Belediyelerde çürümüş düzen
İstanbul Cumhuriyet Başsavcılığı’nın yürüttüğü soruşturma, belediye kaynaklarının kimlere peşkeş çekildiğini bir kez daha gün yüzüne çıkardı. 15 Ağustos’ta gözaltına alınan 44 kişiden 17’si tutuklandı. Bu isimler arasında Beyoğlu Belediye Başkanı İnan Güney, özel kalem müdürü, şoförü, koruması ve aile yakınları da bulunuyor.
Savcılığın yönelttiği suçlamalar arasında “suç örgütü kurmak ve yönetmek, rüşvet, irtikap, nitelikli dolandırıcılık ve ihaleye fesat karıştırmak” gibi ağır ithamlar yer alıyor. Dosya, CHP’li belediyelerin içinde bulunduğu çürümüşlüğün boyutunu bir kez daha gözler önüne serdi.
Güney’in savunması: “İftira”
Hakimlikteki ifadesinde suçlamaları reddeden Güney, kendisine yöneltilen beyanların iftiradan ibaret olduğunu söyledi.

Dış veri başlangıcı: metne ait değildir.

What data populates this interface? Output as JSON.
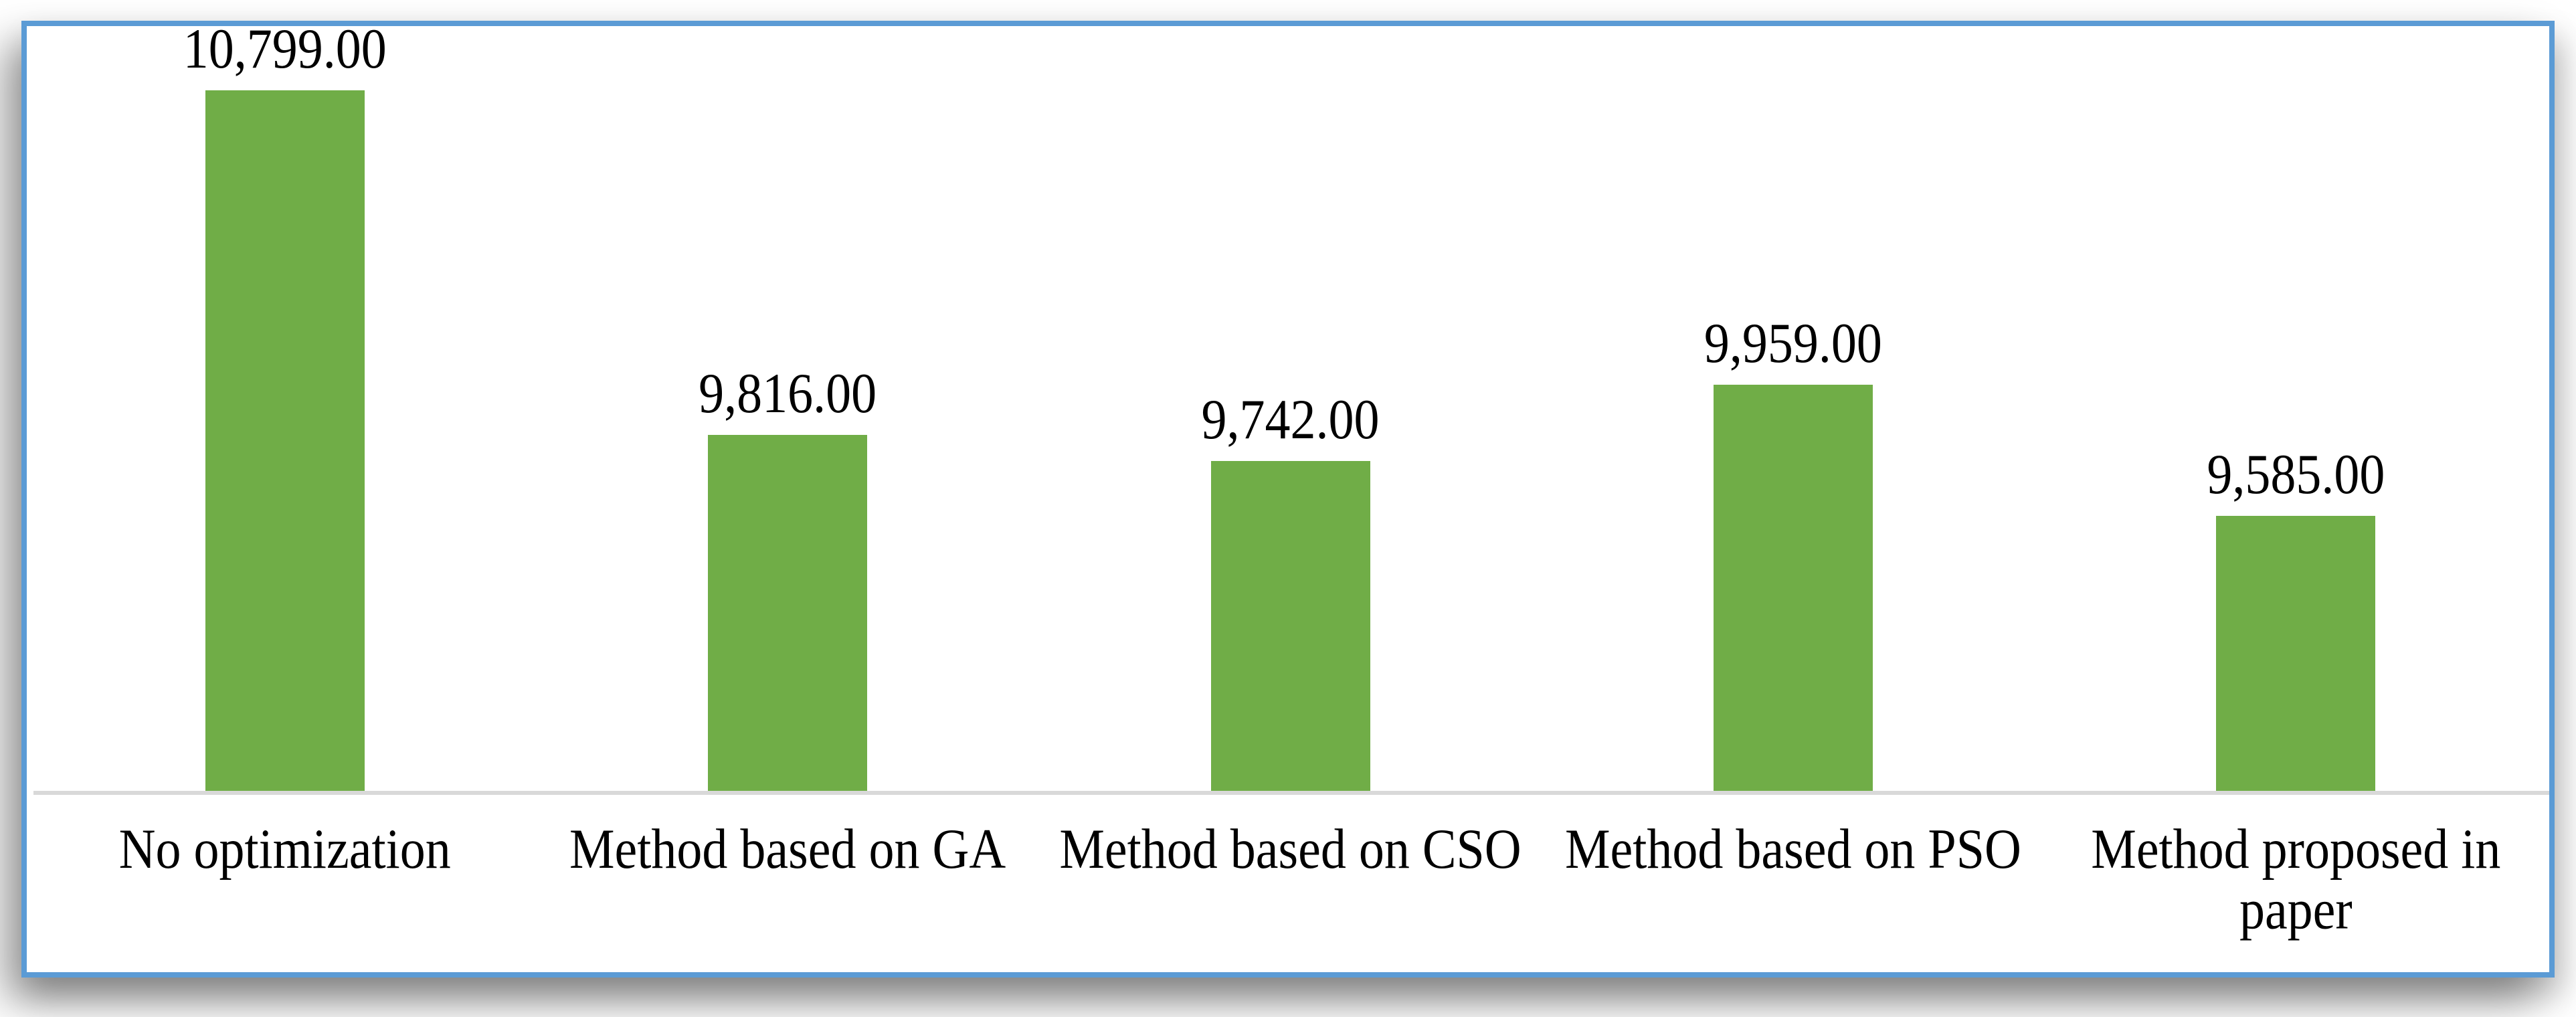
{
  "chart_data": {
    "type": "bar",
    "title": "",
    "xlabel": "",
    "ylabel": "",
    "categories": [
      "No optimization",
      "Method based on GA",
      "Method based on CSO",
      "Method based on PSO",
      "Method proposed in paper"
    ],
    "values": [
      10799,
      9816,
      9742,
      9959,
      9585
    ],
    "value_labels": [
      "10,799.00",
      "9,816.00",
      "9,742.00",
      "9,959.00",
      "9,585.00"
    ],
    "ylim": [
      8800,
      10900
    ],
    "grid": false,
    "legend": false,
    "colors": {
      "bar_fill": "#70ad47",
      "frame_border": "#5b9bd5",
      "axis_line": "#d9d9d9",
      "label_text": "#000000",
      "background": "#ffffff"
    }
  }
}
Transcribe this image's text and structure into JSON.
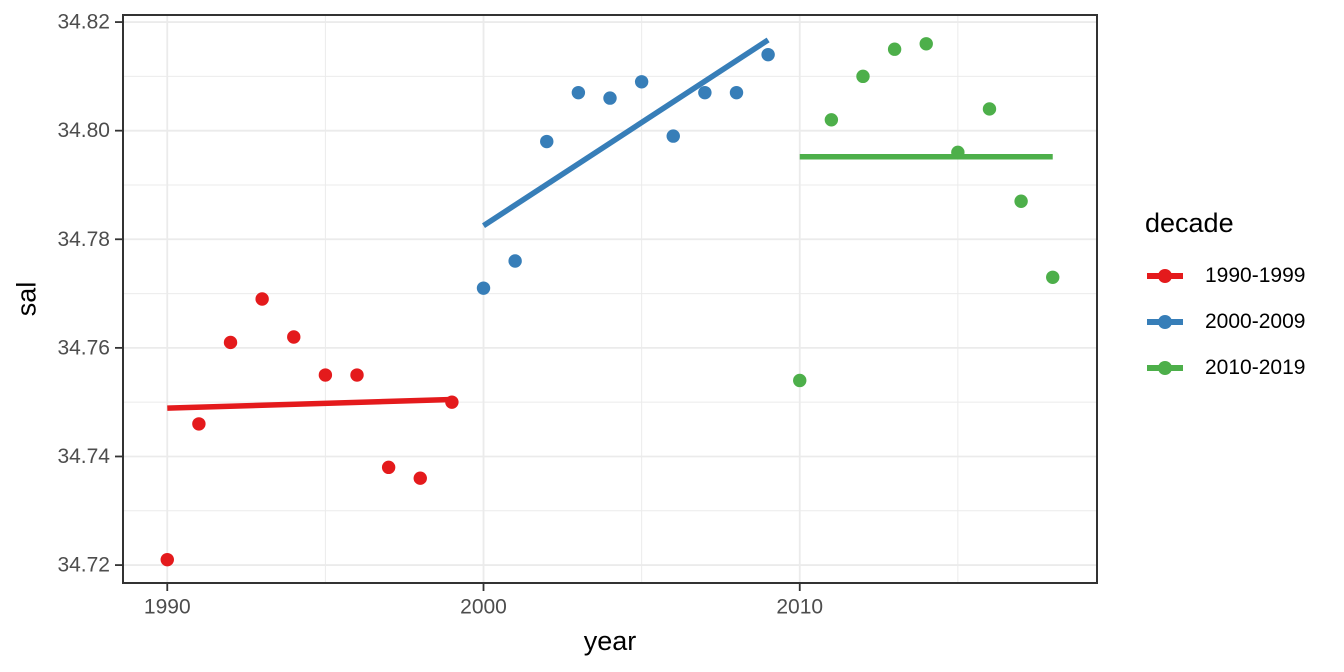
{
  "chart_data": {
    "type": "scatter",
    "title": "",
    "xlabel": "year",
    "ylabel": "sal",
    "xlim": [
      1988.6,
      2019.4
    ],
    "ylim": [
      34.7167,
      34.8213
    ],
    "x_ticks": [
      1990,
      2000,
      2010
    ],
    "x_minor_ticks": [
      1995,
      2005,
      2015
    ],
    "y_ticks": [
      34.72,
      34.74,
      34.76,
      34.78,
      34.8,
      34.82
    ],
    "y_minor_ticks": [
      34.73,
      34.75,
      34.77,
      34.79,
      34.81
    ],
    "grid": true,
    "legend_position": "right",
    "series": [
      {
        "name": "1990-1999",
        "color": "#E41A1C",
        "x": [
          1990,
          1991,
          1992,
          1993,
          1994,
          1995,
          1996,
          1997,
          1998,
          1999
        ],
        "y": [
          34.721,
          34.746,
          34.761,
          34.769,
          34.762,
          34.755,
          34.755,
          34.738,
          34.736,
          34.75
        ],
        "trend": {
          "x": [
            1990,
            1999
          ],
          "y": [
            34.7489,
            34.7505
          ]
        }
      },
      {
        "name": "2000-2009",
        "color": "#377EB8",
        "x": [
          2000,
          2001,
          2002,
          2003,
          2004,
          2005,
          2006,
          2007,
          2008,
          2009
        ],
        "y": [
          34.771,
          34.776,
          34.798,
          34.807,
          34.806,
          34.809,
          34.799,
          34.807,
          34.807,
          34.814
        ],
        "trend": {
          "x": [
            2000,
            2009
          ],
          "y": [
            34.7825,
            34.8167
          ]
        }
      },
      {
        "name": "2010-2019",
        "color": "#4DAF4A",
        "x": [
          2010,
          2011,
          2012,
          2013,
          2014,
          2015,
          2016,
          2017,
          2018
        ],
        "y": [
          34.754,
          34.802,
          34.81,
          34.815,
          34.816,
          34.796,
          34.804,
          34.787,
          34.773
        ],
        "trend": {
          "x": [
            2010,
            2018
          ],
          "y": [
            34.7952,
            34.7952
          ]
        }
      }
    ]
  },
  "legend": {
    "title": "decade"
  },
  "colors": {
    "background": "#FFFFFF",
    "gridline": "#EBEBEB",
    "panel_border": "#333333",
    "tick_mark": "#333333",
    "tick_label": "#4D4D4D",
    "axis_title": "#000000"
  }
}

Açık hava reklam ihaleleriyle ilgili hiçbir ortaklığı olmadığını savunan Güney “Bugün ben Aziz İhsan Aktaş’a iş vermediğim için buradayım. Suç örgütü üyeliğini reddediyorum. Tek örgüt üyeliğim Cumhuriyet Halk Partisi’dir.” dedi.
Güney, belediye kaynaklarını koruduğunu, makam aracı yerine kendi şahsî aracını kullandığını da öne sürdü. Ancak dosyada adı geçen ifadeler, belediyelerde dönen ihalelerin şeffaflıktan uzak ve kapalı kapılar ardında yürütüldüğünü bir kez daha ortaya koyuyor.
Siyasî tepki
CHP kanadı, soruşturmayı “siyasi operasyon” olarak niteledi. İstanbul İl Başkanı Özgür Çelik, delilsiz tutuklamalarla ailelerin mağdur edildiğini ileri sürdü. Ancak kamuoyunda ağır yolsuzluk ve usulsüzlük iddialarına dair ortaya çıkan tablo, bu söylemlerin inandırıcılığını zayıflatıyor.
İBB’de devam eden kriz
Bu süreç, Ekrem İmamoğlu’nun görevden uzaklaştırılması ve hakkında yürütülen soruşturmayla birlikte İBB’deki yönetim krizini daha da derinleştirdi. CHP’li belediyelerdeki kirli ilişkiler zincirinin parça parça ortaya çıkması, hem hukukî hem de siyasî açıdan uzun süre tartışılacak görünüyor.
Netice
Beyoğlu Belediye Başkanı İnan Güney’in tutuklanması, sadece şahsî bir dava değil, belediye düzeninde kökleşmiş yozlaşmanın da göstergesi oldu. CHP kanadı mes'eleyi siyasî bir operasyon olarak lanse etmeye çalışsa da iddianamede yer alan suçlamalar, bu düzenin ne kadar çürümüş olduğunu gözler önüne seriyor.